NEW DELHI: Abrupt resignation of Madras High Court Chief Justice Vijaya K Tahilramani after the Supreme Court Collegium declined her request to reconsider her transfer to Meghalaya, has created a controversy in the legal fraternity though neither side refused to budge from their positions.
Tahilramani tendered her resignation to President Ram Nath Kovind and sent a copy of it to Chief Justice of India Ranjan Gogoi on Friday night. Prior to that, her appeal for cancelling her transfer to Shillong was already rejected by the Collegium headed by none other than the Chief Justice who hails from the Northeast.
Reacting to her resignation, senior Supreme Court lawyer Prashant Bhushan tweeted: “Shameful that the SC Collegium decided to transfer CJ Tahilramani (one of the senior most judges in India) of Chennai HC to the smallest court Meghalaya.
According to one report in the judiciary, the decision to transfer her was taken by the
Collegium based on the feedback received from Madras High Court. But curiously, maximum protest was received from that high court against her transfer.
Justice Tahilramani had made her decision to resign public on the night of September 6, during a dinner hosted by six Madras HC judges who had been made permanent recently.
“Thanking the judges for their cooperation ever since she took over as the Chief Justice on August 12 last year, Justice Tahilramani told them that she had discharged her duty without any fear or favour right from the time she assumed office as a judge of the Bombay High Court in June 2001,” one report said.
Lawyers practicing in the Madras HC had written a letter to the Supreme Court stating that “these kind of arbitrary transfers whittle away the independence of the judiciary and the confidence of judges.”

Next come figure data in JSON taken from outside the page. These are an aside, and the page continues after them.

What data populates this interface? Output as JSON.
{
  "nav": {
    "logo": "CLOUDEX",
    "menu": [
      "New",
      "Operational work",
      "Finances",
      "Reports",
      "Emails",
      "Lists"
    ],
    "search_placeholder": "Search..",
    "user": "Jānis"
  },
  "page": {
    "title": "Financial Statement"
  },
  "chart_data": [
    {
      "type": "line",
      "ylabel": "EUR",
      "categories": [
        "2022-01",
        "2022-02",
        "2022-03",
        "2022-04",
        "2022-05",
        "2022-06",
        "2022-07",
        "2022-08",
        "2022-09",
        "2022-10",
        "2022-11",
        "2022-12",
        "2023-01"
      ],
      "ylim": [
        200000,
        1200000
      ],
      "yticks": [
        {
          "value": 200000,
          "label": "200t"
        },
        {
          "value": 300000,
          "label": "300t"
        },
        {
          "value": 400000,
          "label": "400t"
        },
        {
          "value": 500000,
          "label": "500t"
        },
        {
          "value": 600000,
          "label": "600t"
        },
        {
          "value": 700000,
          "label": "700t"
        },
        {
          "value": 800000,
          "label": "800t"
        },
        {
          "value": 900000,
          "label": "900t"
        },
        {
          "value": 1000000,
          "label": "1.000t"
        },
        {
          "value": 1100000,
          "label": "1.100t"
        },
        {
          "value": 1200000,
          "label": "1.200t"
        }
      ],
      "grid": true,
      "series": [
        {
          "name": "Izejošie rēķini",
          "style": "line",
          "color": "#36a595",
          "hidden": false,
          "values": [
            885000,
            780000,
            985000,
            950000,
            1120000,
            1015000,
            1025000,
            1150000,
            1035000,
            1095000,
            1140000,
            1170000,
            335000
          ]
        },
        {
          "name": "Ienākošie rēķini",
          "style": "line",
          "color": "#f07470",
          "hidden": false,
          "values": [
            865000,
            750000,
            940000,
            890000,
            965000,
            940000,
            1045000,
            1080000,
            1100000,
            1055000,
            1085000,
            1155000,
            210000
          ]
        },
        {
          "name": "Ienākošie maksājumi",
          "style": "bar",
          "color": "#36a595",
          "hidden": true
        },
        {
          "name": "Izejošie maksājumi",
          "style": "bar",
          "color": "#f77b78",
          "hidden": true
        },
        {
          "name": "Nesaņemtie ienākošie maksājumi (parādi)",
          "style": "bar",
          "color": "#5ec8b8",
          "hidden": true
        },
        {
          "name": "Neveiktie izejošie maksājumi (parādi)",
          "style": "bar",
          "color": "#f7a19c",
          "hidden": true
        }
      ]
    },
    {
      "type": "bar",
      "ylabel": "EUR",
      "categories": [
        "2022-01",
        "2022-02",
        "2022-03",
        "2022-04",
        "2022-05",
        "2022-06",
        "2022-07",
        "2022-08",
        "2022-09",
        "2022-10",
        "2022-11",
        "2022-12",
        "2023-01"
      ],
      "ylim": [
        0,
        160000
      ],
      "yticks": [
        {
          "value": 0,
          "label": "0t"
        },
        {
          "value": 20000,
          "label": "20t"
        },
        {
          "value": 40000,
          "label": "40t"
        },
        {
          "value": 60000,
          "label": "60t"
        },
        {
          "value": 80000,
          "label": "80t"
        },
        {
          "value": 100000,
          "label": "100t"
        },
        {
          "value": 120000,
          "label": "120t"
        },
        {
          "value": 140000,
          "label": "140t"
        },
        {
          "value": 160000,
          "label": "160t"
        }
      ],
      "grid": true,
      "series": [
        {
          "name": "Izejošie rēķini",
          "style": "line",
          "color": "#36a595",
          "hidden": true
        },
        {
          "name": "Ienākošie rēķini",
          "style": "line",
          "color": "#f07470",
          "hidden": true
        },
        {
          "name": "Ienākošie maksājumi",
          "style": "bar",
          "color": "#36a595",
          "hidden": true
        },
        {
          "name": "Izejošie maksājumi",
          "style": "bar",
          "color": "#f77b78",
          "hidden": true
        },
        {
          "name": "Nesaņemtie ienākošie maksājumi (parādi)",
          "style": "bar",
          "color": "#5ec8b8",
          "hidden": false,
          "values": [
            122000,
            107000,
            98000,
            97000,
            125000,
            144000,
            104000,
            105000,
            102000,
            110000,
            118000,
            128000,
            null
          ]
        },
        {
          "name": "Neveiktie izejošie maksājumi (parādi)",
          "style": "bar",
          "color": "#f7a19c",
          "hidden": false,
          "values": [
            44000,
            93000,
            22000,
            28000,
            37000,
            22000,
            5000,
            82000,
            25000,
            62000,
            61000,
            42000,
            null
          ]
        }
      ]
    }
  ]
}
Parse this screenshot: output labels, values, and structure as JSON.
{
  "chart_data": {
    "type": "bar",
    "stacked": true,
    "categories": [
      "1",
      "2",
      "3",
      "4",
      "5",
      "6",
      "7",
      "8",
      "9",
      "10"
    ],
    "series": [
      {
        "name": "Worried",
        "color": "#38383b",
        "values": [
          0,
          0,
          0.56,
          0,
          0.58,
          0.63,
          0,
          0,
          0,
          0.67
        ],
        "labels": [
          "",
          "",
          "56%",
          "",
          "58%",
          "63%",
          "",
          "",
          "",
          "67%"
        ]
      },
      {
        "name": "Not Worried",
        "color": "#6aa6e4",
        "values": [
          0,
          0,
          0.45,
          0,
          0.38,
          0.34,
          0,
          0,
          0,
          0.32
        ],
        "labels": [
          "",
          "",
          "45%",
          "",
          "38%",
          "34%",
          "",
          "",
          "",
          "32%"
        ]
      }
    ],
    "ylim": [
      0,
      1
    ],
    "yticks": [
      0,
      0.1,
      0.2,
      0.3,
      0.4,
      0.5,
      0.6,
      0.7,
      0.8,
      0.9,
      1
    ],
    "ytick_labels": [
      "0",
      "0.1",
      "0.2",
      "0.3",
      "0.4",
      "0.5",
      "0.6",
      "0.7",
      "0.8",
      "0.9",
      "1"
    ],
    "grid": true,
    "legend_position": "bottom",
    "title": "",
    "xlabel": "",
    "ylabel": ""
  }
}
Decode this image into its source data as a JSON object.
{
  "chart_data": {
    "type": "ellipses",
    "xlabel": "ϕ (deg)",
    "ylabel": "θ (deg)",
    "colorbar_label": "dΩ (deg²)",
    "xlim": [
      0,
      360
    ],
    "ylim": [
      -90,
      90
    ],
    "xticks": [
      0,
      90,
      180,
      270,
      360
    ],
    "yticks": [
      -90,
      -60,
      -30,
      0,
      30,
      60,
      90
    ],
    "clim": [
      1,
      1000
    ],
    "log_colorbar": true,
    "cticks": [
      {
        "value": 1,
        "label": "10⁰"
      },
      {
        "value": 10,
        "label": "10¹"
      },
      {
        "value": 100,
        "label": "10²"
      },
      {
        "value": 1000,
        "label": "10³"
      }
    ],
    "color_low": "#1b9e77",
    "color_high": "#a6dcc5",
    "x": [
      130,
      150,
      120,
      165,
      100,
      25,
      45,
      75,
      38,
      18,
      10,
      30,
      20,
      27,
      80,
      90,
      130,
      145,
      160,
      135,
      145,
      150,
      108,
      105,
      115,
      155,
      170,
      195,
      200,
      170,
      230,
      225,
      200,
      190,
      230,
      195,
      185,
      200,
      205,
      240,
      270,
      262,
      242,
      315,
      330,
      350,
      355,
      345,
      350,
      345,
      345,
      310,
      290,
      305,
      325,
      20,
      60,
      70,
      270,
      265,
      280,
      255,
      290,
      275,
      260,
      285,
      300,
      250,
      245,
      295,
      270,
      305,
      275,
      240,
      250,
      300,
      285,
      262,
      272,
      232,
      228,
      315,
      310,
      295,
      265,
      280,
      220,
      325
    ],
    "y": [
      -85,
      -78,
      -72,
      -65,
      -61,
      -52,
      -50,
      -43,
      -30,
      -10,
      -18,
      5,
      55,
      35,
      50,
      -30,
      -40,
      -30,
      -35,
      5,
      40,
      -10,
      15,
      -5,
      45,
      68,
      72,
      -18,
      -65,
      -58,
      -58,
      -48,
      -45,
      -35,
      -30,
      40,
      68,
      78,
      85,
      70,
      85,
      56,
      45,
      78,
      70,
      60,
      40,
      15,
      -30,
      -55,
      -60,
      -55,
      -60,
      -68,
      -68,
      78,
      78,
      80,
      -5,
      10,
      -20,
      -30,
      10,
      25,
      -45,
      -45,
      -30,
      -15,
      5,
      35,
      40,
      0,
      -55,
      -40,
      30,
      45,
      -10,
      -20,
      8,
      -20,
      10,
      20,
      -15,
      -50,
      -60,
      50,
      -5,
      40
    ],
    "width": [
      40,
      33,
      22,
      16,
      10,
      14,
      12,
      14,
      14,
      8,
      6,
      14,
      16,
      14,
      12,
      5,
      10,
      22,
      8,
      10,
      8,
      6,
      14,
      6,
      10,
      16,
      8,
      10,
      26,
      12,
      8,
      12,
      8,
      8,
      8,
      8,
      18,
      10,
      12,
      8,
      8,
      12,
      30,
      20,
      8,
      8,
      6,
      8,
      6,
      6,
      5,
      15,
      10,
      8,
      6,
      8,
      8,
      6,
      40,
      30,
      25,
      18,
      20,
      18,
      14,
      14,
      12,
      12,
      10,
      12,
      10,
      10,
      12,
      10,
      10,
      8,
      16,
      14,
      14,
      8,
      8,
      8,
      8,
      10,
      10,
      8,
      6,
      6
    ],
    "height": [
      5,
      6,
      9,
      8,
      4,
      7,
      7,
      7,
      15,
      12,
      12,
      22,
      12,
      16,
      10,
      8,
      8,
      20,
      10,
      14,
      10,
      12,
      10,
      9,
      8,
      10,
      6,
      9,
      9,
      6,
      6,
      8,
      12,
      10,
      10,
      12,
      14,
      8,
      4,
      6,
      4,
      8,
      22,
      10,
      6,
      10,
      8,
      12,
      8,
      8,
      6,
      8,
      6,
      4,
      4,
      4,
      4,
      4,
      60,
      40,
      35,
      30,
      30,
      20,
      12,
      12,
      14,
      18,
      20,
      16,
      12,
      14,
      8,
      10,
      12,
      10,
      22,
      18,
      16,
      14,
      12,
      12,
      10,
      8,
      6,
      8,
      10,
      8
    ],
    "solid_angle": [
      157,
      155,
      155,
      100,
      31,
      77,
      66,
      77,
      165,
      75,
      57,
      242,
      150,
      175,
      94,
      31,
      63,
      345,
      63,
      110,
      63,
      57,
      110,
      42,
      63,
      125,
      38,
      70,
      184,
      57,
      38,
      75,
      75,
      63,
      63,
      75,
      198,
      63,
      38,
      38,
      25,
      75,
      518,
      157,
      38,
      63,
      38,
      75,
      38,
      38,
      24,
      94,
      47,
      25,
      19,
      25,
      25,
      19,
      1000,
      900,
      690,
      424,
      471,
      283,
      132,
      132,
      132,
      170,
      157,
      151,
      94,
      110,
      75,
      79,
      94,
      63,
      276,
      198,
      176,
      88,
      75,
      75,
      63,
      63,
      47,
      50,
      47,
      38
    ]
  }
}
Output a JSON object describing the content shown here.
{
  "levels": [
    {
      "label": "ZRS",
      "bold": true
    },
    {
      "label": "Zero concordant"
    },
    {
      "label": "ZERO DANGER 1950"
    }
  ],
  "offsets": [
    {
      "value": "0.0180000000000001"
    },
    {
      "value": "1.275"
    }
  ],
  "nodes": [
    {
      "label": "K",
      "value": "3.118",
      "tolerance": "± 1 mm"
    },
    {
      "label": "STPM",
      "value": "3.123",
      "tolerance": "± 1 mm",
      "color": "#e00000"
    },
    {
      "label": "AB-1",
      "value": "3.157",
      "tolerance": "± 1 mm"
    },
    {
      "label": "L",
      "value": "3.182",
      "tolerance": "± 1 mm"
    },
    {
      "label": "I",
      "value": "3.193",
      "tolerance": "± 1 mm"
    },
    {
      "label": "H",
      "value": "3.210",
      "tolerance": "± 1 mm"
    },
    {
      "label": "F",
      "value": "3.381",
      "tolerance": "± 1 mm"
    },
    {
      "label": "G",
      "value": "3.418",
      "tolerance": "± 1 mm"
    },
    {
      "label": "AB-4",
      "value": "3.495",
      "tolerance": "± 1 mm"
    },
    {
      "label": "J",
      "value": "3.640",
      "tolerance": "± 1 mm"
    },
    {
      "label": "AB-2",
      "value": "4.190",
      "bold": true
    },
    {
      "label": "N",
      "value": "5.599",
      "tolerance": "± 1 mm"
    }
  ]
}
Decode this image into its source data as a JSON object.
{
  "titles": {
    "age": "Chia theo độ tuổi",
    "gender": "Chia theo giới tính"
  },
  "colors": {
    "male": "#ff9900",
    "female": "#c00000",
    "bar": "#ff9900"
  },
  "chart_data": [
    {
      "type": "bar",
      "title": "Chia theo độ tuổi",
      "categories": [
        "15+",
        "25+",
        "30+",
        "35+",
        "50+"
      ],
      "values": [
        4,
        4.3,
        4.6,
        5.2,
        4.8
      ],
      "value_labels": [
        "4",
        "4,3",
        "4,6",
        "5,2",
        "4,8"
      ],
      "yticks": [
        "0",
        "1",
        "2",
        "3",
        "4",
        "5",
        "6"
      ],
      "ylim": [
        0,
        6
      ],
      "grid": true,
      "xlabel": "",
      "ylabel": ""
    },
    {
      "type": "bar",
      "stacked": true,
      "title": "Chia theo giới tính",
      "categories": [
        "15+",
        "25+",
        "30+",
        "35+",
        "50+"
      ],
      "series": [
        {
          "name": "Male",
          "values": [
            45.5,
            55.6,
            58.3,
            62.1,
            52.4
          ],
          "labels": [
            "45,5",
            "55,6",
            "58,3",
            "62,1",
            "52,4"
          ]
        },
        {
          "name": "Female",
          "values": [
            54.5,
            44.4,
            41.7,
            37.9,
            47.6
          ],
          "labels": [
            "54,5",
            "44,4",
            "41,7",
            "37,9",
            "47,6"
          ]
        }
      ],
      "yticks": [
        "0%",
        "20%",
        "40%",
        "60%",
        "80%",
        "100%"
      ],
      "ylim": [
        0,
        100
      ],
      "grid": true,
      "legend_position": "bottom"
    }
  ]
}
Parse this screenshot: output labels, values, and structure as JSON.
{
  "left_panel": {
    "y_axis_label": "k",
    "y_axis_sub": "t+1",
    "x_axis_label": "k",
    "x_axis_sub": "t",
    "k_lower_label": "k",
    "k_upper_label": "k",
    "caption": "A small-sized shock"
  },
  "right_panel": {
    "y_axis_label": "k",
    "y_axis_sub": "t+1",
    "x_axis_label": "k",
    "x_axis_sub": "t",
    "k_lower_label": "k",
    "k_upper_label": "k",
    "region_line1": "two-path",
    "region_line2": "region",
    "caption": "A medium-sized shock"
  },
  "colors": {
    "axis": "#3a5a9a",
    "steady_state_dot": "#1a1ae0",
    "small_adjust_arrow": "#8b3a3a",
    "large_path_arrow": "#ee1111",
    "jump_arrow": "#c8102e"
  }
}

They had requested the Collegium to reconsider the transfer and “ensure that the confidence of the Bar and the Bench and the litigant public did not get eroded further.”
“To now transfer her to one of the smallest High Courts is nothing short of a punishment and a
humiliation. It cannot be justified on the principle of administrative interests, which is an
expression that can be used in every case. It is ironical that a person of her seniority is being
assigned to the smallest High Court. Any transfer should meet with an element of fairness but it is noticed, of late, that there appears to be no norms in the matter of transfer of judges,” the memorandum read.
Tahilramani, one of the senior-most judges in India, has overseen various important cases, such as the Bilkis Bano gang-rape case during the 2002 Gujarat communal violence, in which she upheld life imprisonment of 11 convicts in 2017.